Key Questions Answered

  • Sex Recession Scale: The decline in sexual activity is not a redistribution from partnered sex to solo activity — the total aggregate has shrunk. Every category measured has fallen: intercourse, oral sex, partner and solo masturbation, even among adolescents. 37% of adults now have weekly sex, down from 55% in 1990. 48% of married couples had no sex in the past month, and 67% of Gen Z would choose sleep over sex.
  • Hormonal Birth Control and Mate Selection: Women on the pill, which halts ovulation, show blunted sexual signaling and altered mate preferences — trending toward provisioning over physical protection cues. Men unconsciously detect ovulation through scent, appearance, and gait, and increase mate-guarding behaviors accordingly. Women who have been on the pill since adolescence and come off it when trying to conceive risk discovering they are no longer attracted to their chosen partner.
  • Hypergamy and the Coupling Gap: As women increasingly out-earn men — women earn roughly £1,500 more per year than men up to age 30 — the pool of men women consider viable partners shrinks. This creates a small cohort of high-status men with disproportionate options, a large cohort of women unable to find suitable partners, and a bottom 40% of male earners dating the top 20% of female earners in hypogamous arrangements. Men in relationships where they are not the primary earner are 50% more likely to use erectile dysfunction medication.
  • Male Sedation Hypothesis: Historically, large populations of sexless young men correlated with social unrest and antisocial behavior. The absence of that pattern today, despite record male sexlessness, suggests behavioral sedation through screens, video games, porn, and cannabis. Porn activates the same brain networks as real sex, delivers orgasm without social effort, and produces post-orgasm lethargy — reducing motivation to pursue real-world status, relationships, and achievement across the board.
  • Endocrine Disruptors and Testosterone Decline: Testosterone levels have declined measurably over 40 years, with the steepest drop in the last 20. Researchers have controlled for age, diet, weight, exercise, alcohol, smoking, and cannabis, and still identify an unexplained environmental factor. Pharmaceutical waste in water supplies has been shown to feminize and masculinize fish populations and suppress courtship behavior.
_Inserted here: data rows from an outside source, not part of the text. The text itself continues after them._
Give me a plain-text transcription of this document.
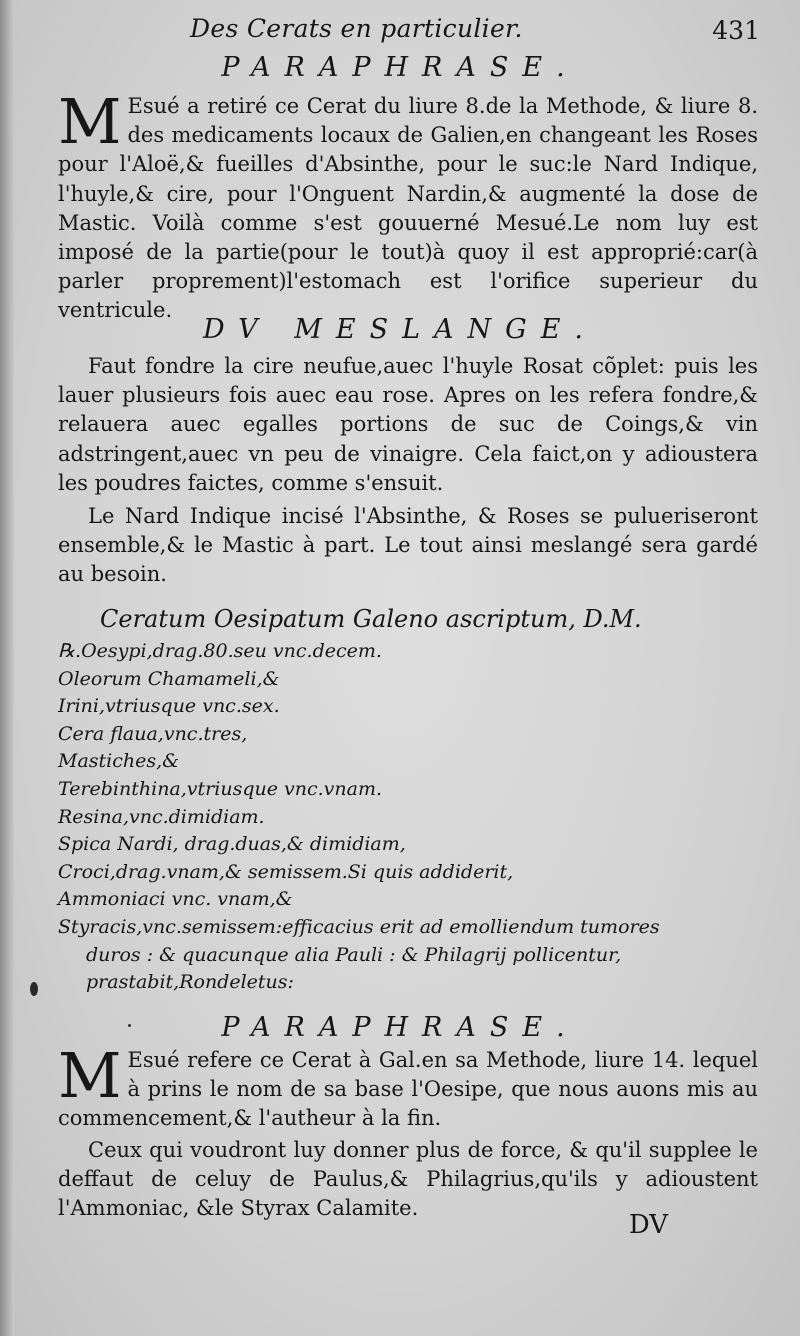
Des Cerats en particulier.	431
PARAPHRASE.

M Esué a retiré ce Cerat du liure 8.de la Methode, & liure 8. des medicaments locaux de Galien,en changeant les Roses pour l'Aloë,& fueilles d'Absinthe, pour le suc:le Nard Indique, l'huyle,& cire, pour l'Onguent Nardin,& augmenté la dose de Mastic. Voilà comme s'est gouuerné Mesué.Le nom luy est imposé de la partie(pour le tout)à quoy il est approprié:car(à parler proprement)l'estomach est l'orifice superieur du ventricule.

DV MESLANGE.

Faut fondre la cire neufue,auec l'huyle Rosat cõplet: puis les lauer plusieurs fois auec eau rose. Apres on les refera fondre,& relauera auec egalles portions de suc de Coings,& vin adstringent,auec vn peu de vinaigre. Cela faict,on y adioustera les poudres faictes, comme s'ensuit.

Le Nard Indique incisé l'Absinthe, & Roses se pulueriseront ensemble,& le Mastic à part. Le tout ainsi meslangé sera gardé au besoin.

Ceratum Oesipatum Galeno ascriptum, D.M.
℞.Oesypi,drag.80.seu vnc.decem.
Oleorum Chamameli,&
Irini,vtriusque vnc.sex.
Cera flaua,vnc.tres,
Mastiches,&
Terebinthina,vtriusque vnc.vnam.
Resina,vnc.dimidiam.
Spica Nardi, drag.duas,& dimidiam,
Croci,drag.vnam,& semissem.Si quis addiderit,
Ammoniaci vnc. vnam,&
Styracis,vnc.semissem:efficacius erit ad emolliendum tumores
duros : & quacunque alia Pauli : & Philagrij pollicentur,
prastabit,Rondeletus:
PARAPHRASE.

M Esué refere ce Cerat à Gal.en sa Methode, liure 14. lequel à prins le nom de sa base l'Oesipe, que nous auons mis au commencement,& l'autheur à la fin.

Ceux qui voudront luy donner plus de force, & qu'il supplee le deffaut de celuy de Paulus,& Philagrius,qu'ils y adioustent l'Ammoniac, &le Styrax Calamite.

DV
A separate, underexplored mechanism: men's testosterone and sex drive are suppressed by proximity to infertile or absent women, meaning widespread hormonal contraception may be compounding male hormonal decline.
  • Porn's Mechanism vs. Addiction: Porn functions as a sedating coping mechanism for anxiety rather than a clinical addiction. Men who eliminate porn report increased motivation to approach women in person, suggesting the availability of easy sexual release reduces the drive to tolerate social risk. The progressive escalation toward more extreme content is not habituation — it is a gradual self-revelation of pre-existing preferences that users were initially reluctant to acknowledge, even to themselves.
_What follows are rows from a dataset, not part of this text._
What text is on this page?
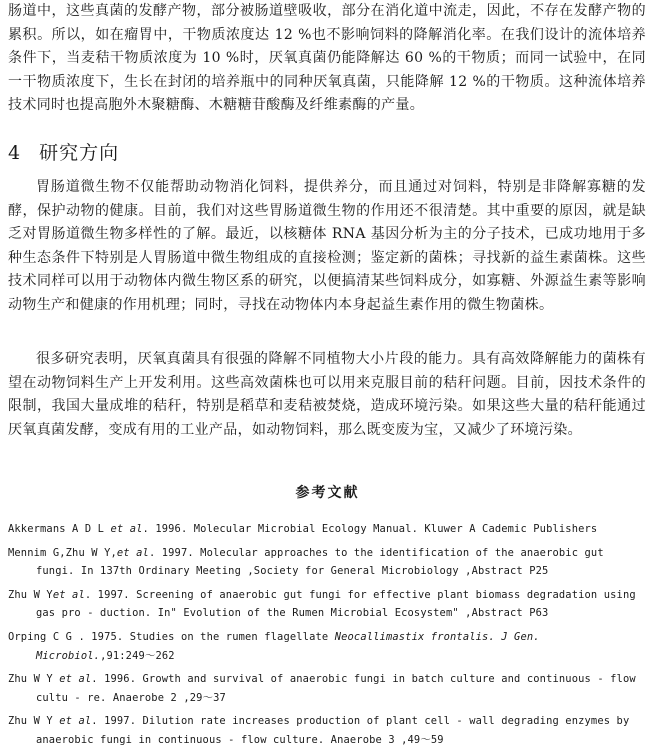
肠道中，这些真菌的发酵产物，部分被肠道壁吸收，部分在消化道中流走，因此，不存在发酵产物的累积。所以，如在瘤胃中，干物质浓度达 12 %也不影响饲料的降解消化率。在我们设计的流体培养条件下，当麦秸干物质浓度为 10 %时，厌氧真菌仍能降解达 60 %的干物质；而同一试验中，在同一干物质浓度下，生长在封闭的培养瓶中的同种厌氧真菌，只能降解 12 %的干物质。这种流体培养技术同时也提高胞外木聚糖酶、木糖糖苷酸酶及纤维素酶的产量。
4 研究方向
胃肠道微生物不仅能帮助动物消化饲料，提供养分，而且通过对饲料，特别是非降解寡糖的发酵，保护动物的健康。目前，我们对这些胃肠道微生物的作用还不很清楚。其中重要的原因，就是缺乏对胃肠道微生物多样性的了解。最近，以核糖体 RNA 基因分析为主的分子技术，已成功地用于多种生态条件下特别是人胃肠道中微生物组成的直接检测；鉴定新的菌株；寻找新的益生素菌株。这些技术同样可以用于动物体内微生物区系的研究，以便搞清某些饲料成分，如寡糖、外源益生素等影响动物生产和健康的作用机理；同时，寻找在动物体内本身起益生素作用的微生物菌株。
很多研究表明，厌氧真菌具有很强的降解不同植物大小片段的能力。具有高效降解能力的菌株有望在动物饲料生产上开发利用。这些高效菌株也可以用来克服目前的秸秆问题。目前，因技术条件的限制，我国大量成堆的秸秆，特别是稻草和麦秸被焚烧，造成环境污染。如果这些大量的秸秆能通过厌氧真菌发酵，变成有用的工业产品，如动物饲料，那么既变废为宝，又减少了环境污染。
参考文献
Akkermans A D L et al. 1996. Molecular Microbial Ecology Manual. Kluwer A Cademic Publishers
Mennim G,Zhu W Y,et al. 1997. Molecular approaches to the identification of the anaerobic gut fungi. In 137th Ordinary Meeting ,Society for General Microbiology ,Abstract P25
Zhu W Yet al. 1997. Screening of anaerobic gut fungi for effective plant biomass degradation using gas pro - duction. In" Evolution of the Rumen Microbial Ecosystem" ,Abstract P63
Orping C G . 1975. Studies on the rumen flagellate Neocallimastix frontalis. J Gen. Microbiol.,91:249～262
Zhu W Y et al. 1996. Growth and survival of anaerobic fungi in batch culture and continuous - flow cultu - re. Anaerobe 2 ,29～37
Zhu W Y et al. 1997. Dilution rate increases production of plant cell - wall degrading enzymes by anaerobic fungi in continuous - flow culture. Anaerobe 3 ,49～59
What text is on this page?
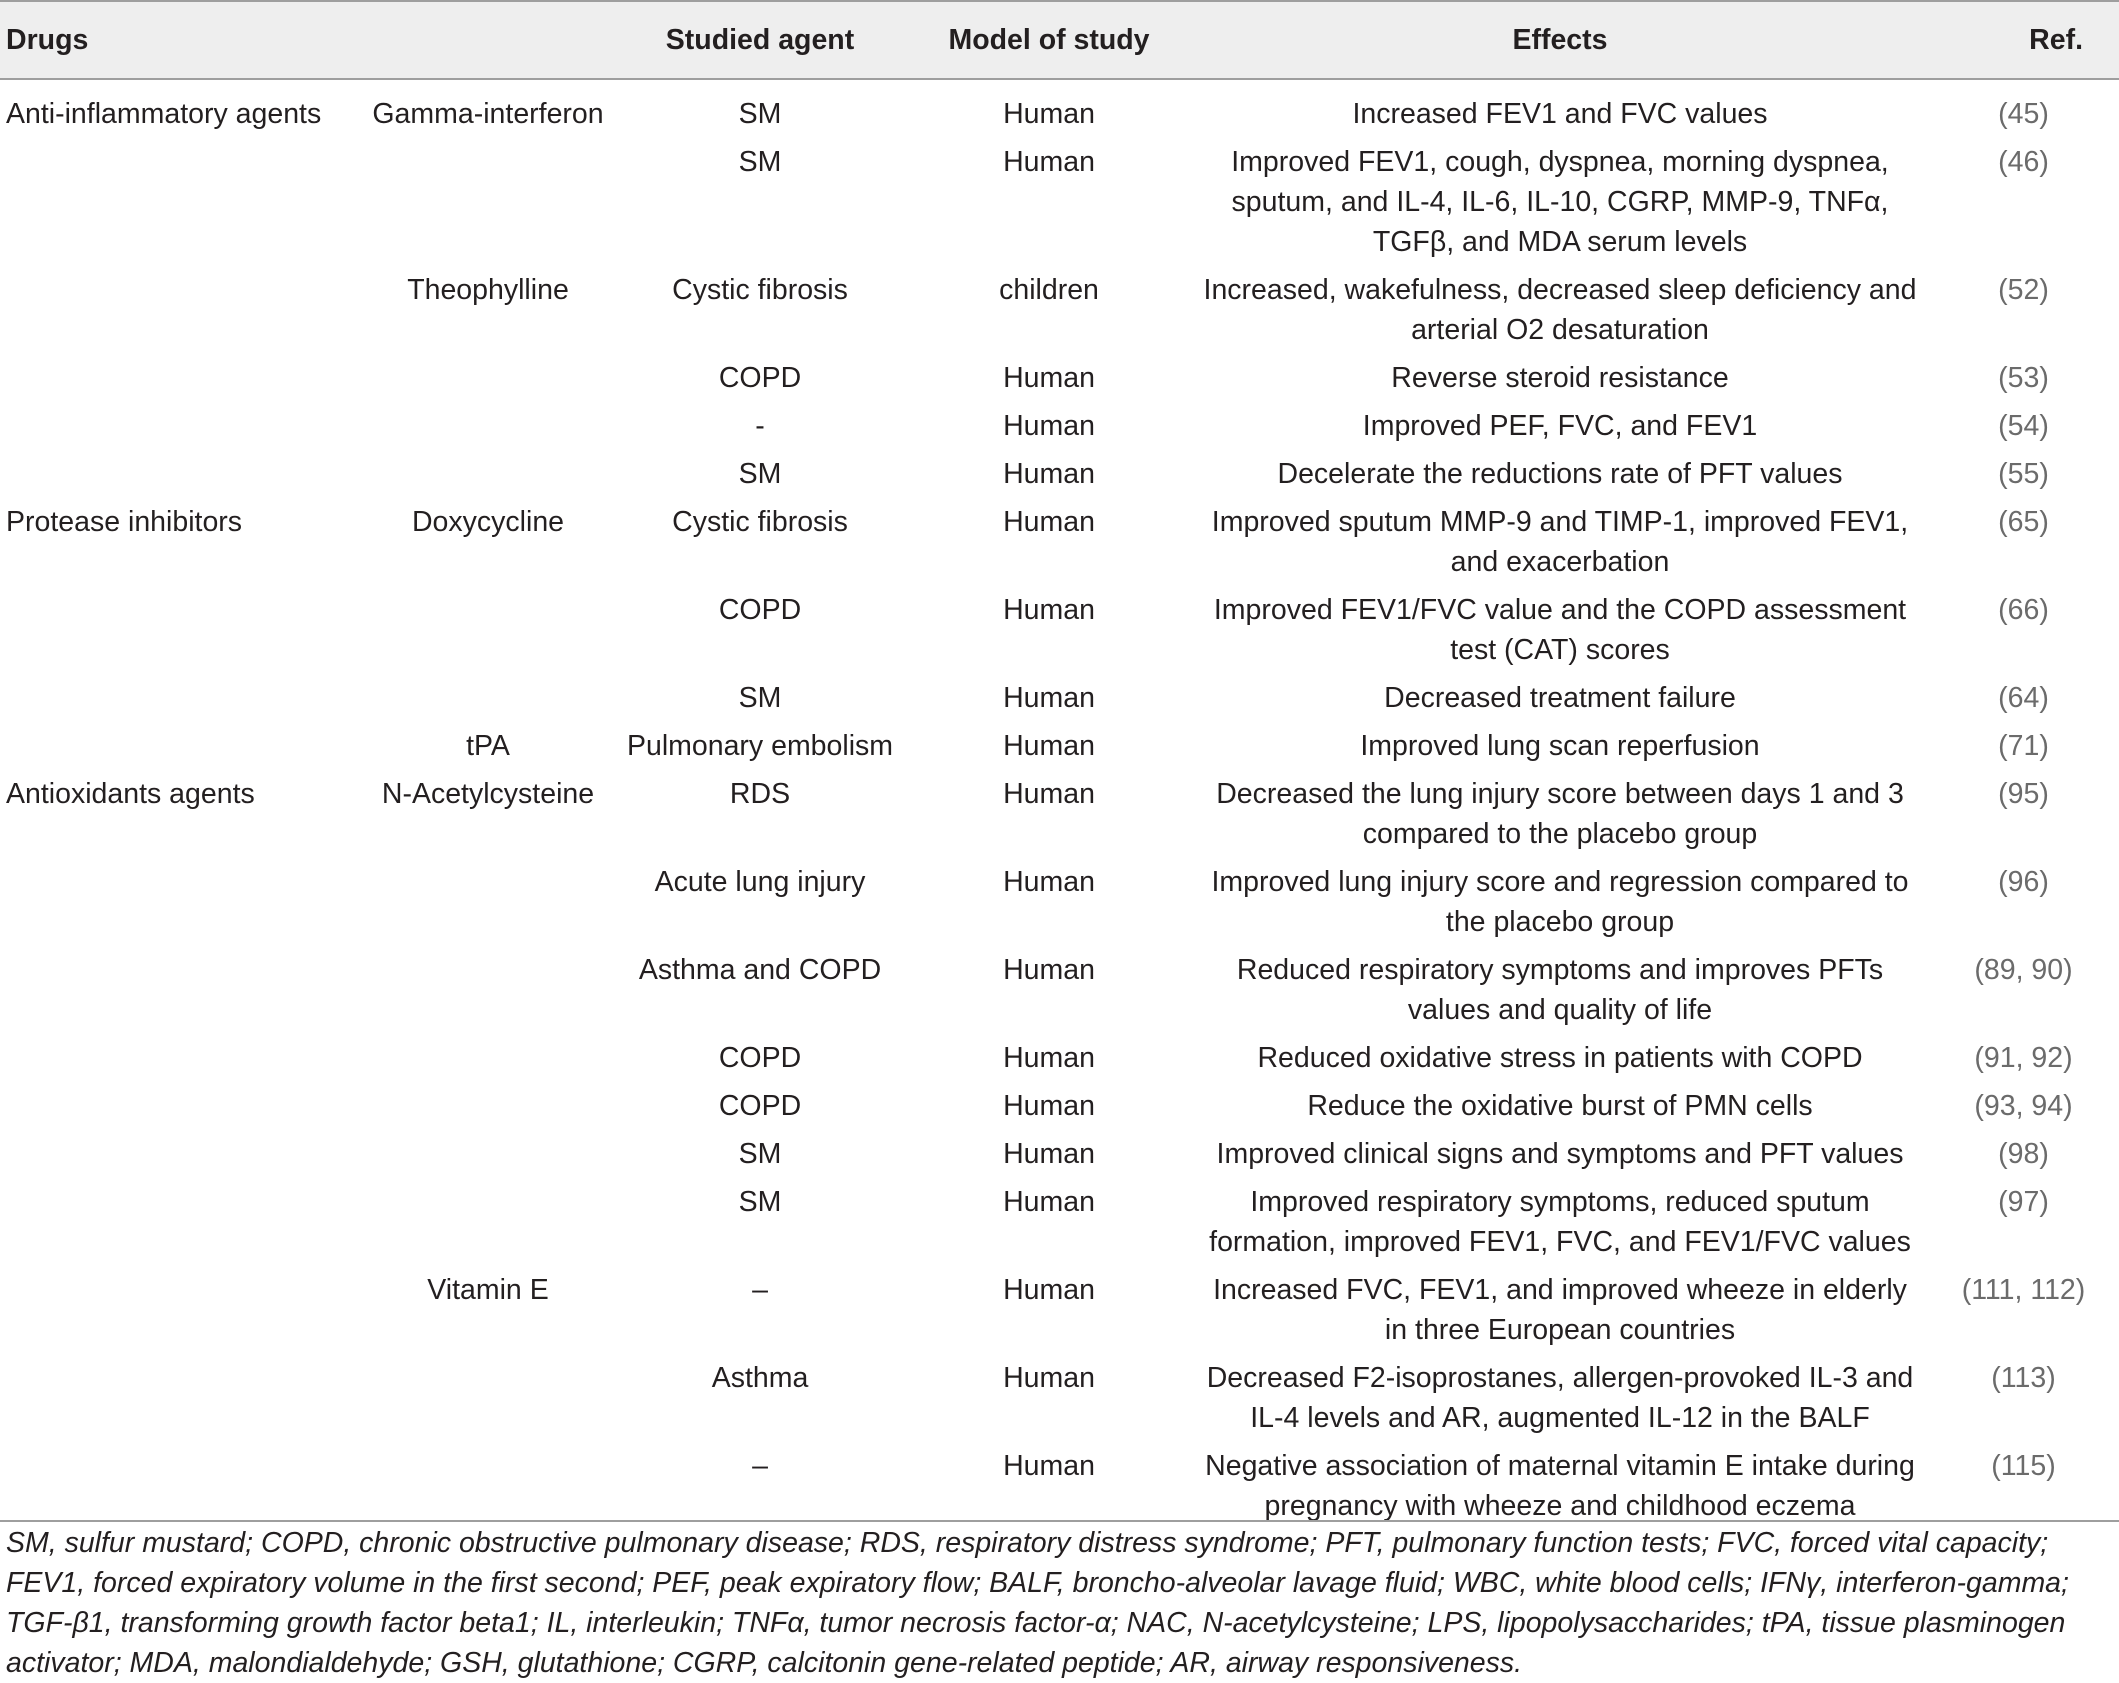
Drugs		Studied agent	Model of study	Effects	Ref.

Anti-inflammatory agents	Gamma-interferon	SM	Human	Increased FEV1 and FVC values	(45)

		SM	Human	Improved FEV1, cough, dyspnea, morning dyspnea, sputum, and IL-4, IL-6, IL-10, CGRP, MMP-9, TNFα, TGFβ, and MDA serum levels	(46)

	Theophylline	Cystic fibrosis	children	Increased, wakefulness, decreased sleep deficiency and arterial O2 desaturation	(52)

		COPD	Human	Reverse steroid resistance	(53)

		-	Human	Improved PEF, FVC, and FEV1	(54)

		SM	Human	Decelerate the reductions rate of PFT values	(55)

Protease inhibitors	Doxycycline	Cystic fibrosis	Human	Improved sputum MMP-9 and TIMP-1, improved FEV1, and exacerbation	(65)

		COPD	Human	Improved FEV1/FVC value and the COPD assessment test (CAT) scores	(66)

		SM	Human	Decreased treatment failure	(64)

	tPA	Pulmonary embolism	Human	Improved lung scan reperfusion	(71)

Antioxidants agents	N-Acetylcysteine	RDS	Human	Decreased the lung injury score between days 1 and 3 compared to the placebo group	(95)

		Acute lung injury	Human	Improved lung injury score and regression compared to the placebo group	(96)

		Asthma and COPD	Human	Reduced respiratory symptoms and improves PFTs values and quality of life	(89, 90)

		COPD	Human	Reduced oxidative stress in patients with COPD	(91, 92)

		COPD	Human	Reduce the oxidative burst of PMN cells	(93, 94)

		SM	Human	Improved clinical signs and symptoms and PFT values	(98)

		SM	Human	Improved respiratory symptoms, reduced sputum formation, improved FEV1, FVC, and FEV1/FVC values	(97)

	Vitamin E	–	Human	Increased FVC, FEV1, and improved wheeze in elderly in three European countries	(111, 112)

		Asthma	Human	Decreased F2-isoprostanes, allergen-provoked IL-3 and IL-4 levels and AR, augmented IL-12 in the BALF	(113)

		–	Human	Negative association of maternal vitamin E intake during pregnancy with wheeze and childhood eczema	(115)
SM, sulfur mustard; COPD, chronic obstructive pulmonary disease; RDS, respiratory distress syndrome; PFT, pulmonary function tests; FVC, forced vital capacity; FEV1, forced expiratory volume in the first second; PEF, peak expiratory flow; BALF, broncho-alveolar lavage fluid; WBC, white blood cells; IFNγ, interferon-gamma; TGF-β1, transforming growth factor beta1; IL, interleukin; TNFα, tumor necrosis factor-α; NAC, N-acetylcysteine; LPS, lipopolysaccharides; tPA, tissue plasminogen activator; MDA, malondialdehyde; GSH, glutathione; CGRP, calcitonin gene-related peptide; AR, airway responsiveness.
  • Social Media and Perceived Mate Value: Roughly 1 in 10 men report reduced interest in sex with their actual partner after viewing social media influencers. Women report feeling less sexually desirable after social media use. The mechanism is upward comparison against curated, heavily edited presentations. Men conditioned to assess female attractiveness through optimized social media profiles can develop an "ick" response to real partners whose online presence does not match the artificially elevated standard they have been trained to expect.

Notable Moment

Dr. Soh reveals that in her own research data, interest in BDSM and kink correlates more strongly with severe childhood physical abuse than either pornography problems or convictions for child sex offenses. She frames this not as judgment but as a call for people to examine whether their sexual preferences are processing unresolved trauma rather than reflecting authentic desire.